I have just read about commutative cochain problem(CCP) here and I'm trying understand it.
It states that you cannot turn(in nontrivial way) simplicial set $S$ to differential graded commutative algebra(DGCA) $\Lambda^*(S)$ which has the usual cohomology $H^*(S)$.
If I modify above problem slightly, is it still impossible?
Start wit simplicial complex $(S,\partial)$. Can we find finite chain complex $(T, \partial)$, such that $(S,\partial)\subset (T,\partial)$ and that we can turn $T$ into DGCA $(T,d,\wedge)$ such that $(S,d)$ is cochain subcomplex of $(T,d)$ and cohomolgy groups of $(S,d)$ are the same as of $(S,\partial)$?

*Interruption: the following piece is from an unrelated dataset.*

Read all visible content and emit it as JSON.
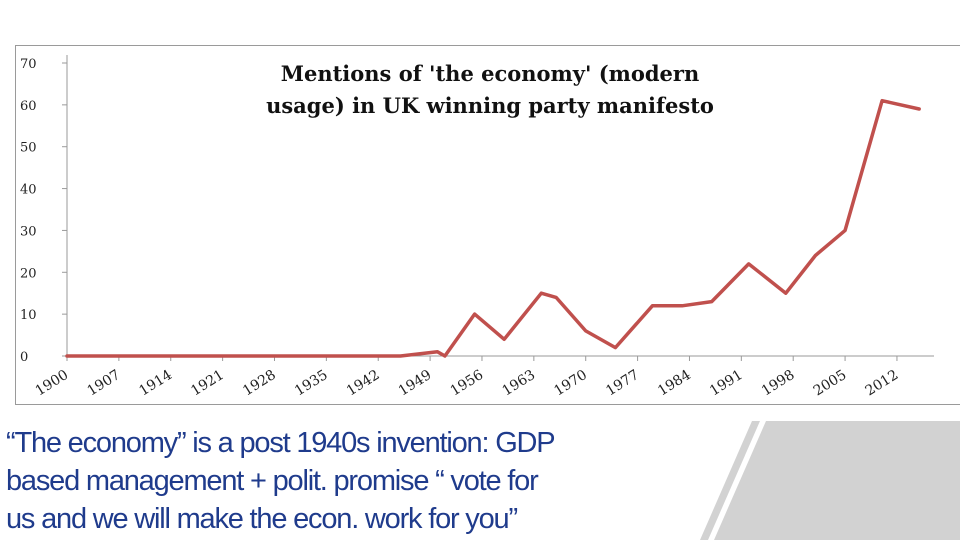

Motivation: Sometimes it is useful to consider dual graph $S^*$ of $S$. As CCP states, it is impossible to construct graded commutative multiplication on cochains of $S$, but what if the product can mix chochains of $S$ and $S^*$?
edit: My main motivation is that I'm interested in discrete exterior calculus and I stumbled upon article Theoretical Limitations of Discrete Exterior Calculus in the Context of Computational Electromagnetics where they say that CCP is a problem, so I would like to understand how big the problem is.